Quelqu’un m’a transmis un message écrit à propos de Brand sur Facebook. Je ne connais pas la personne qui l’a écrit et je ne souhaite pas la nommer. Ce qui est important, c’est que ce message était symptomatique d’un ensemble d’attitudes snobs et condescendantes qu’il est apparemment acceptable d’afficher tout en se classant à gauche. Le ton était horriblement hautain, comme s’il s’agissait d’un instituteur notant le travail d’un enfant ou d’un psychiatre évaluant un patient. Brand, apparemment, est « manifestement extrêmement instable… à une mauvaise relation ou à un accident de carrière près de s’effondrer dans la toxicomanie ou pire ». Bien que la personne affirme qu’elle « aime beaucoup [Brand] », il ne lui vient peut-être pas à l’esprit que l’une des raisons pour lesquelles Brand pourrait être « instable » est justement cette sorte d’« évaluation » condescendante et faussement supérieure de la part de la bourgeoisie de « gauche ». Il y a également une parenthèse choquante, mais révélatrice où l’individu fait référence avec désinvolture à « l’éducation lacunaire de Brand [et] à ses glissements sémantiques, caractéristiques de l’autodidacte » – ce qui, dit généreusement cet individu, « ne me pose aucun problème » – comme c’est bien de leur part ! Il ne s’agit pas d’un bureaucrate colonial racontant ses tentatives d’enseigner la langue anglaise à des « indigènes » au XIXe siècle, ni du maître d’école victorien d’une institution privée décrivant un boursier, mais d’un « gauchiste » écrivant il y a quelques semaines. 

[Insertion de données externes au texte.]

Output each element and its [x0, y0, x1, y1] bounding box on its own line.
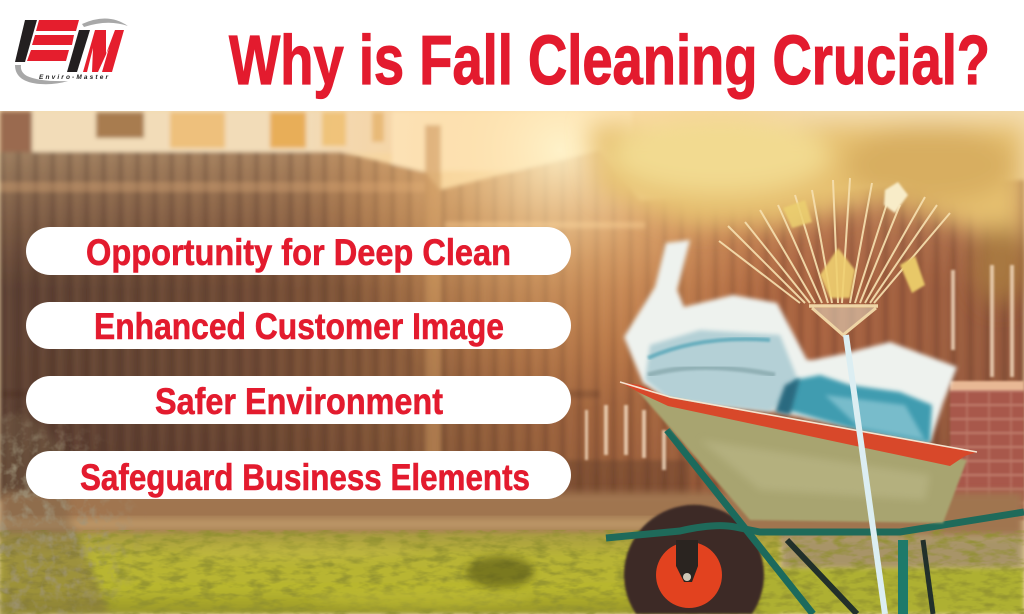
- logo: [15, 18, 128, 84]
- fence highlights right: [585, 265, 1014, 470]
- grass: [0, 530, 1024, 614]
- pill: safer environment: Safer Environment: [155, 381, 443, 422]
- pill: safeguard: Safeguard Business Elements: [80, 457, 530, 498]
- wheelbarrow frame: [606, 430, 1024, 614]
- wheelbarrow tray: [620, 382, 977, 523]
- garbage bags: [624, 240, 957, 443]
- wheel: [624, 505, 764, 614]
- foliage top right: [590, 117, 1024, 305]
- sun glare: [0, 111, 1024, 511]
- pill: opportunity: Opportunity for Deep Clean: [86, 232, 511, 273]
- pill: safer environment: [26, 376, 571, 424]
- brick wall: [950, 381, 1024, 520]
- rake handle: [846, 335, 885, 614]
- path strip: [0, 492, 1024, 540]
- logo wordmark: Enviro-Master: [39, 74, 108, 81]
- rake: [719, 178, 950, 335]
- pill: customer image: Enhanced Customer Image: [94, 306, 504, 347]
- weeds left: [0, 412, 140, 614]
- header band: [0, 0, 1024, 111]
- rake leaves: [783, 182, 925, 298]
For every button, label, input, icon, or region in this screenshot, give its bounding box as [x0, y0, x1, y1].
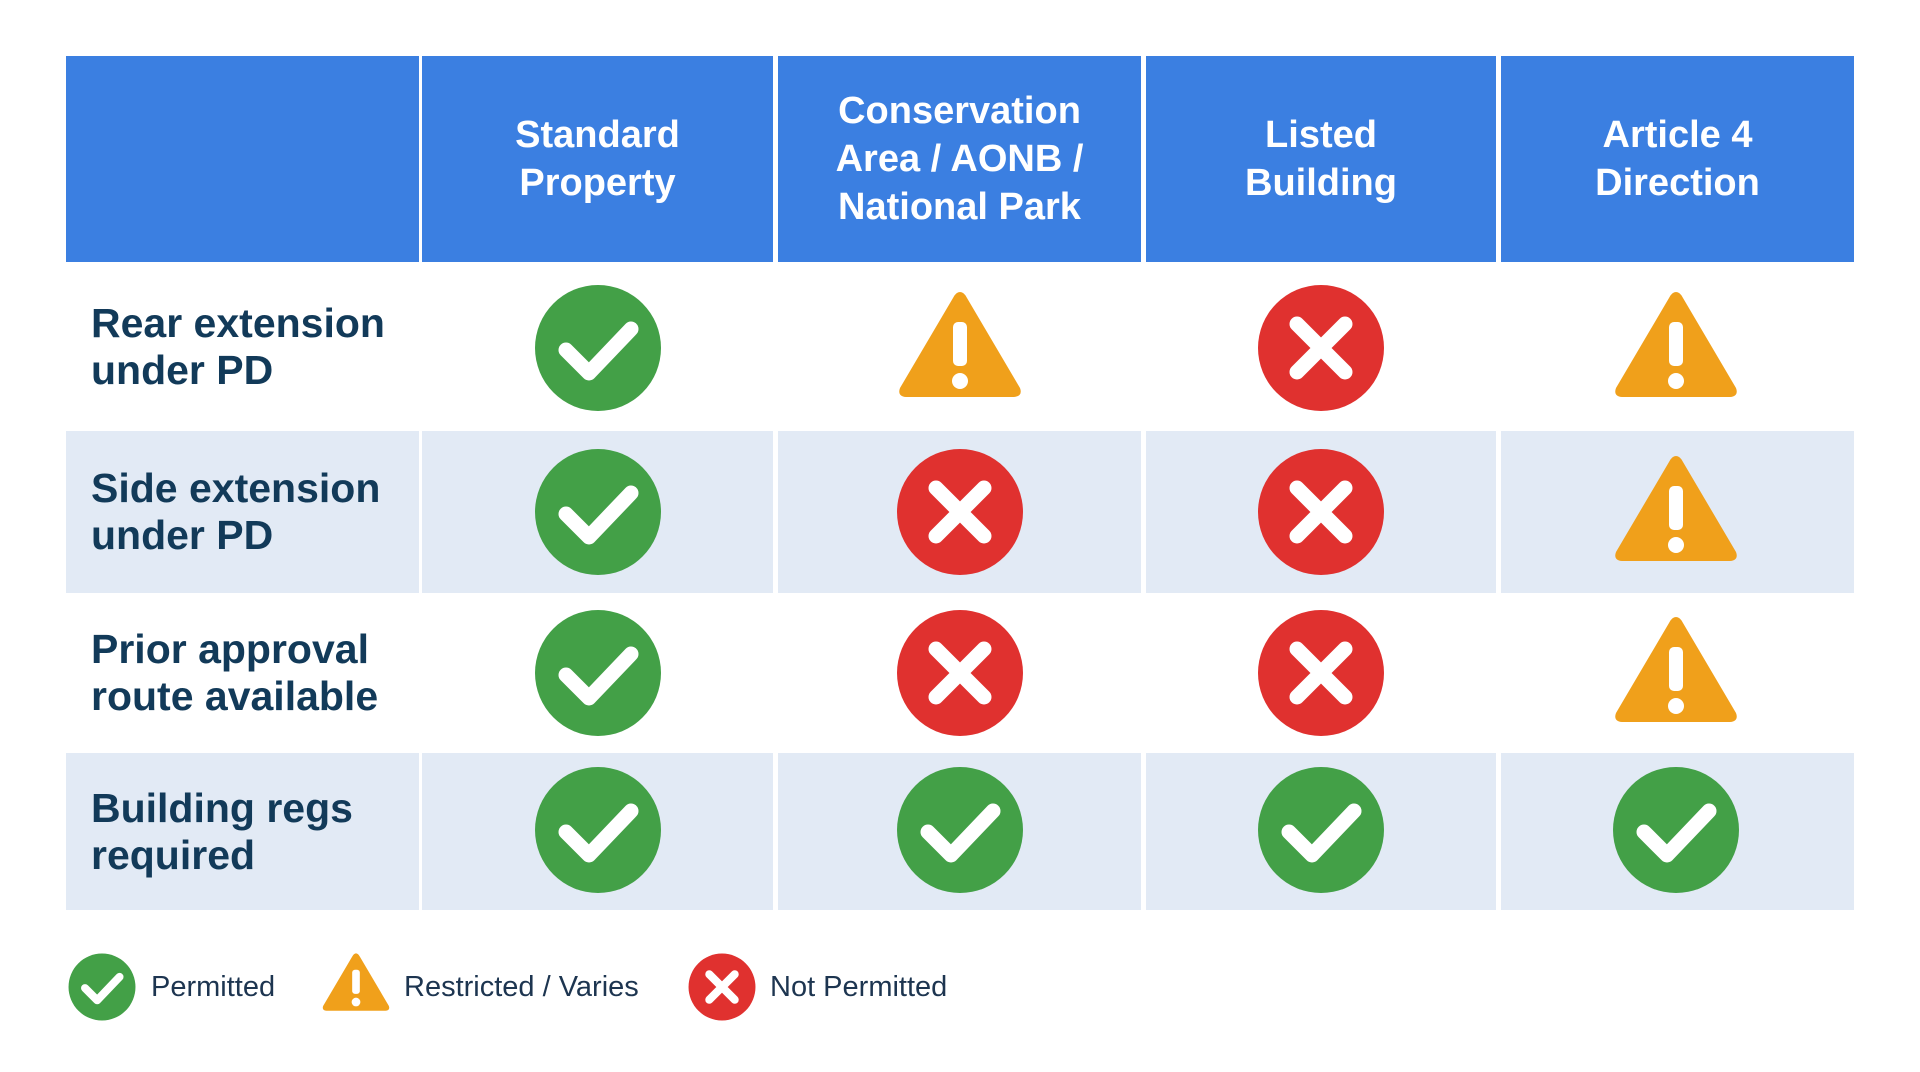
header: Listed Building: Building — [1245, 162, 1397, 204]
row label: Building regs — [91, 784, 353, 878]
header: Conservation Area — [778, 56, 1141, 262]
header: Article 4: Direction — [1595, 162, 1760, 204]
header: Conservation Area: Conservation — [838, 90, 1081, 132]
header: Article 4 — [1501, 56, 1854, 262]
header: Article 4: Article 4 — [1602, 114, 1752, 156]
header: Listed Building — [1146, 56, 1496, 262]
header: Listed Building: Listed — [1265, 114, 1377, 156]
row label: Building regs: required — [91, 832, 255, 878]
legend: not permitted — [688, 954, 947, 1020]
row backgrounds — [66, 431, 1854, 910]
row label: Side extension: Side extension — [91, 465, 380, 511]
row label: Rear extension: Rear extension — [91, 300, 385, 346]
legend: restricted: Restricted / Varies — [404, 971, 639, 1003]
header: blank — [66, 56, 419, 262]
table header — [66, 56, 1854, 262]
header: Standard Property: Standard — [515, 114, 680, 156]
header: Conservation Area: Area / AONB / — [836, 138, 1083, 180]
header: Standard Property — [422, 56, 773, 262]
row label: Building regs: Building regs — [91, 784, 353, 830]
legend — [68, 953, 947, 1020]
row label: Prior approval: route available — [91, 673, 378, 719]
header: Conservation Area: National Park — [838, 186, 1081, 228]
icons row 1 — [535, 285, 1737, 411]
icons row 4 — [535, 767, 1739, 893]
header: Standard Property: Property — [519, 162, 676, 204]
row label: Side extension: under PD — [91, 512, 273, 558]
row label: Side extension — [91, 465, 380, 558]
legend: permitted — [68, 954, 275, 1020]
row label: Prior approval — [91, 626, 378, 719]
legend: restricted — [322, 953, 639, 1011]
row label: Rear extension: under PD — [91, 346, 273, 392]
icons row 2 — [535, 449, 1737, 575]
legend: permitted: Permitted — [151, 971, 275, 1003]
row label: Rear extension — [91, 300, 385, 392]
row label: Prior approval: Prior approval — [91, 626, 369, 672]
icons row 3 — [535, 610, 1737, 736]
legend: not permitted: Not Permitted — [770, 971, 947, 1003]
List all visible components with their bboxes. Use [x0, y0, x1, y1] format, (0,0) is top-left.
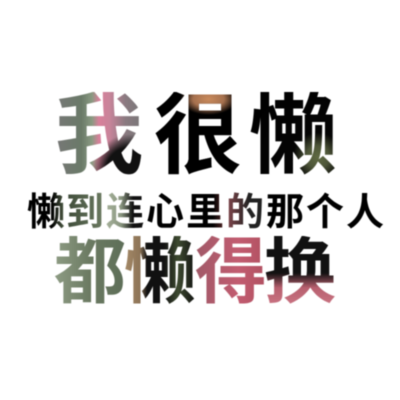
character: 连: 连 — [106, 192, 144, 234]
character: 换 black top, pink bottom: 换 — [264, 233, 336, 313]
subheading line: 懒到连心里的那个人 — [27, 192, 384, 234]
character: 懒: 懒 — [27, 192, 65, 234]
character: 人: 人 — [346, 192, 384, 234]
character: 那: 那 — [266, 192, 304, 234]
character: 的: 的 — [226, 192, 264, 234]
character: 心: 心 — [146, 192, 184, 234]
character: 个: 个 — [306, 192, 344, 234]
closing line: 都懒得换 — [54, 233, 336, 313]
character: 里: 里 — [186, 192, 224, 234]
character: 懒 dark with green corner: 懒 — [249, 86, 337, 185]
character: 都 green: 都 — [54, 233, 126, 313]
character: 到: 到 — [66, 192, 104, 234]
character: 得 red: 得 — [195, 233, 267, 313]
headline line: 我很懒 — [57, 86, 337, 185]
character: 懒 brown and black: 懒 — [124, 233, 196, 313]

Que faire à partir de là ? Il faut d’abord identifier les caractéristiques des discours et des désirs qui nous ont conduits à ce passage sinistre et démoralisant, où les classes ont disparu, mais où le moralisme est partout, où la solidarité est impossible, mais où la culpabilité et la peur sont omniprésentes – et ce n’est pas parce que nous sommes terrorisés par la droite, mais parce que nous avons laissé les modes bourgeois de subjectivité contaminer notre mouvement. Je pense qu’il y a deux configurations libidinales-discursives qui ont conduit à cette situation. Elles se disent de gauche, mais – comme l’épisode Brand l’a clairement montré – elles sont à bien des égards le signe que la gauche – définie comme un agent de la lutte des classes – a pratiquement disparu. 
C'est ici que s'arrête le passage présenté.